Sobre Jesús ha habido y hay muchas opiniones. Muchas de ellas claramente contrarias a las Escrituras y al testimonio permanente de la Iglesia Católica y de las demás confesiones cristianas. Son muchos los interesados en desacreditar a Cristo bajo la pretensión de ofrecer su verdad ocultada y así presentar su auténtica imagen. Ocurrió hace algunos años con aquella pretendida reconstrucción del rostro de Jesús, como si se tratara de un ejemplar de Cromañón.
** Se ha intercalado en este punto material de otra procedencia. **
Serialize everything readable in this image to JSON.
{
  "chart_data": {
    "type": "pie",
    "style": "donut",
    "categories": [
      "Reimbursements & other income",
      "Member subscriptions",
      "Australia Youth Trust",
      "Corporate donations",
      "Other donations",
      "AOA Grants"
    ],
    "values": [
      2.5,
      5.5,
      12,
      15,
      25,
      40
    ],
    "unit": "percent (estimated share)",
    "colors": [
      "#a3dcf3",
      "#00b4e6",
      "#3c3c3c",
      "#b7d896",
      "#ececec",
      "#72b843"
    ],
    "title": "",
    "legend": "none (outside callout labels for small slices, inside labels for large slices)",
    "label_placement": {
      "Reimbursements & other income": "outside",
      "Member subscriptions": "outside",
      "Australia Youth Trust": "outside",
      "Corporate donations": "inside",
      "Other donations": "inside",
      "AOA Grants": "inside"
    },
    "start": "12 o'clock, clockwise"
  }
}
El verdadero Jesús habría sido un hombre sin conciencia, ni misión mesiánica, confundido en su interior, atormentado y hasta violento. Y por supuesto sin identidad divina. Buscando, unos y otros, desesperadamente argumentos de cualquier género para negar su resurrección. Pero ni códigos da Vinci, ni caballos de Troya, ni libros, ni películas o reportajes «de investigación» se han podido imponer nunca sobre el que dice: «Yo soy el Camino, la Verdad y la Vida», y la confesión de fe de Pedro: «Tú eres el Mesías de Dios». Por eso, cada vez que escuchamos la Palabra se robustece nuestra fe en Cristo, que nos pregunta: Tú, ¿qué dices que soy yo? Es tan necesario responder que la liturgia hace preceder la Comunión eucarística de la profesión de fe: «Creo en un solo Dios... Creo en Jesucristo, su único Hijo».